Near Real-Time Indexing With ElasticSearch
Choosing your indexing strategy is hard. The Elasticsearch documentation does have some general recommendations, and there are some tips from other companies, but it also depends on the particular usecase. In the typical scenario you have a database as the source of truth, and you have an index that makes things searchable. And you can have the following strategies:
- Index as data comes – you insert in the database and index at the same time. It makes sense if there isn’t too much data; otherwise indexing becomes very inefficient.
- Store in database, index with scheduled job – this is probably the most common approach and is also easy to implement. However, it can have issues if there’s a lot of data to index, as it has to be precisely fetched with (from, to) criteria from the database, and your index lags behind the actual data with the number of seconds (or minutes) between scheduled job runs
- Push to a message queue and write an indexing consumer – you can run something like RabbitMQ and have multiple consumers that poll data and index it. This is not straightforward to implement because you have to poll multiple items in order to leverage batch indexing, and then only mark them as consumed upon successful batch execution – somewhat transactional behaviour.
- Queue items in memory and flush them regularly – this may be good and efficient, but you may lose data if a node dies, so you have to have some sort of healthcheck based on the data in the database
- Hybrid – do a combination of the above; for example if you need to enrich the raw data and update the index at a later stage, you can queue items in memory and then use “store in database, index with scheduled job” to update the index and fill in any missing item.
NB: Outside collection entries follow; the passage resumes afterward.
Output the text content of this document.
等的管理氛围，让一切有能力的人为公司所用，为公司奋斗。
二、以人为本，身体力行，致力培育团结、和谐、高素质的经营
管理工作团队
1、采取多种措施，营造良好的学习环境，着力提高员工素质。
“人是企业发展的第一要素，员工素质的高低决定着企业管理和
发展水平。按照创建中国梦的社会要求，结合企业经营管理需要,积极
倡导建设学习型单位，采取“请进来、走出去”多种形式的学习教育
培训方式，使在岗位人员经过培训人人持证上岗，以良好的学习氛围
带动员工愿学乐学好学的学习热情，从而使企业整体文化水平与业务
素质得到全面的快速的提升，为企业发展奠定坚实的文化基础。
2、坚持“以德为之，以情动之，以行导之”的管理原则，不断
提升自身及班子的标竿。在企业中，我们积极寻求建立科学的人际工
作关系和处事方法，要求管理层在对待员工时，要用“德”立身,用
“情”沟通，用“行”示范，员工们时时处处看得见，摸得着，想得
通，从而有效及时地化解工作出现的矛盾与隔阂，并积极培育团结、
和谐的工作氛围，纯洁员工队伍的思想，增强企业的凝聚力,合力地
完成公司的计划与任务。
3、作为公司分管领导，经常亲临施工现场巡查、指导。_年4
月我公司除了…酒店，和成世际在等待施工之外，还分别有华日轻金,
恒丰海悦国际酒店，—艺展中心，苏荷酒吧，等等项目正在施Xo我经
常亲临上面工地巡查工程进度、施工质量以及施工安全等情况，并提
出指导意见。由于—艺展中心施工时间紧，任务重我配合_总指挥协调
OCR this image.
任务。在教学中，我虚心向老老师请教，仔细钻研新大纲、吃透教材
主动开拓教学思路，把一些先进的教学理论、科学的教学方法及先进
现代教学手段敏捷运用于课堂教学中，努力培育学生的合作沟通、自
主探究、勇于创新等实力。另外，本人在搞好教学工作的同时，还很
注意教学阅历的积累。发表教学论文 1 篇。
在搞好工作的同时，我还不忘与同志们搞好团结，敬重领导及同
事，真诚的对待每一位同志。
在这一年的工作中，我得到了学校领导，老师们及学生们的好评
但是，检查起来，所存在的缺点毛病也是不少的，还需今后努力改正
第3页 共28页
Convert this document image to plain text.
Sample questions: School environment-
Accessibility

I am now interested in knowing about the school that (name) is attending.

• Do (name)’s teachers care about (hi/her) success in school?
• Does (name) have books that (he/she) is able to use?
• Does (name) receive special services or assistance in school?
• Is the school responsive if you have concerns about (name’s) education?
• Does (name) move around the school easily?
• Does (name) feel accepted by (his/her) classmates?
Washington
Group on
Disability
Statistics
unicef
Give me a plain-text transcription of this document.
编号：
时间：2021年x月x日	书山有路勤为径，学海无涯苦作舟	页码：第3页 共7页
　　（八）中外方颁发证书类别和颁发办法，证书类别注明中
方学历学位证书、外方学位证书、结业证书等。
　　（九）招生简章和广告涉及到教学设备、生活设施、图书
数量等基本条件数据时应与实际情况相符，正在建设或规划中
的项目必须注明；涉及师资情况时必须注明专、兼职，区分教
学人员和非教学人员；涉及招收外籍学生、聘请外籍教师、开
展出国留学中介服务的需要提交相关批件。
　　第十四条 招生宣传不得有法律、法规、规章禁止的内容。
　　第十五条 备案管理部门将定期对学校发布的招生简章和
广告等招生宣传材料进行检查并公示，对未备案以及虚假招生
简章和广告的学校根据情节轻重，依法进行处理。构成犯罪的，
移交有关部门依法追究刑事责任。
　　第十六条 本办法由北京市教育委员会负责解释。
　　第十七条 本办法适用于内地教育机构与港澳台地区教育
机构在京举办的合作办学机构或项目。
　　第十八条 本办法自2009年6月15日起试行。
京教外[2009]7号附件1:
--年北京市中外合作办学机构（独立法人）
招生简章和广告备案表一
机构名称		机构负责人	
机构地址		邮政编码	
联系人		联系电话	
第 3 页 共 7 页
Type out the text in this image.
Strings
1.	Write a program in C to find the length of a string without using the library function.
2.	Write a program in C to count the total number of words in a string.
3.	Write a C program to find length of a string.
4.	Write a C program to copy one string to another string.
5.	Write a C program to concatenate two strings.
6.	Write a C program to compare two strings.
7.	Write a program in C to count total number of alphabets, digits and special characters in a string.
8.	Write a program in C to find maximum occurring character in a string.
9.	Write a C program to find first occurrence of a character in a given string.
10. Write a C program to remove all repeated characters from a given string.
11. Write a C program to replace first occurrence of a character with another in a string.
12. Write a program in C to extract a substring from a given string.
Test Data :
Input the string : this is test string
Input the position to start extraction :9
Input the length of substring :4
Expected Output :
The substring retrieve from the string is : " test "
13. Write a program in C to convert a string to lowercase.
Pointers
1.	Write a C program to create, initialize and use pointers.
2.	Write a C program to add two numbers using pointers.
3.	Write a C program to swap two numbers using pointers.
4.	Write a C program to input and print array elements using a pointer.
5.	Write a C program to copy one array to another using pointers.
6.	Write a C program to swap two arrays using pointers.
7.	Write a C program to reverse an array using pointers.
Or you can index as some parts of the data come, and use another strategy for the more active types of data
We have recently decided to implement the “queue in memory” approach (in combination with another one, as we have to do some scheduled post-processing anyway). And the first attempt was to use a class provided by the Elasticsearch client – the BulkProcessor. The logic is clear – accumulate index requests in memory and flush them to Elasticsearch in batches either if a certain limit is reached, or at a fixed time interval. So at most every X seconds and at most at every Y records there will be a batch index request. That achieves near real-time indexing without putting too much stress on Elasticsearch. It also allows multiple bulk indexing requests at the same time, as per Elasticsearch recommendations.
However, we are using the REST API (via Jest) which is not supported by the BulkProcessor. We tried to plug a REST indexing logic instead of the current native one, and although it almost worked, in the process we noticed something worrying – the internalAdd
method, which gets invoked every time an index request is added to the bulk, is synchronized
. Which means threads will block, waiting for each other to add stuff to the bulk. This sounded suboptimal and risky for production environments, so we went for a separate implementation. It can be seen here – ESBulkProcessor.
It allows for multiple threads to flush to Elasticsearch simultaneously, but only one thread (using a lock) to consume from the queue in order to form the batches. Since this is a fast operation, it’s fine to have it serialized. And not because the concurrent queue can’t handle multiple threads reading from it – it can; but reaching the condition for forming the bulk by multiple threads at the same time will result in several small batches rather than one big one, hence the need for only one consumer at a time. This is not a huge problem so the lock can be removed. But it’s important to note it’s not blocking.
This has been in production for a while now and doesn’t seem to have any issues. I will report any changes if there are such due to increased load or edge cases.
It’s important to reiterate the issue if this is the only indexing logic – your application node may fail and you may end up with missing data in Elasticsearch. We are not in that scenario, and I’m not sure which is the best approach to remedy it – be it to do a partial reindex of recent data in case of a failed server, or a batch process the checks if there aren’t mismatches between the database and the index. Of course, we should also say that you may not always have a database – sometimes Elasticsearch is all you have for data storage, and in that case some sort of queue persistence is needed.
The ultimate goal is to have a near real-time indexing as users will expect to see their data as soon as possible, while at the same time not overwhelming the Elasticsearch cluster.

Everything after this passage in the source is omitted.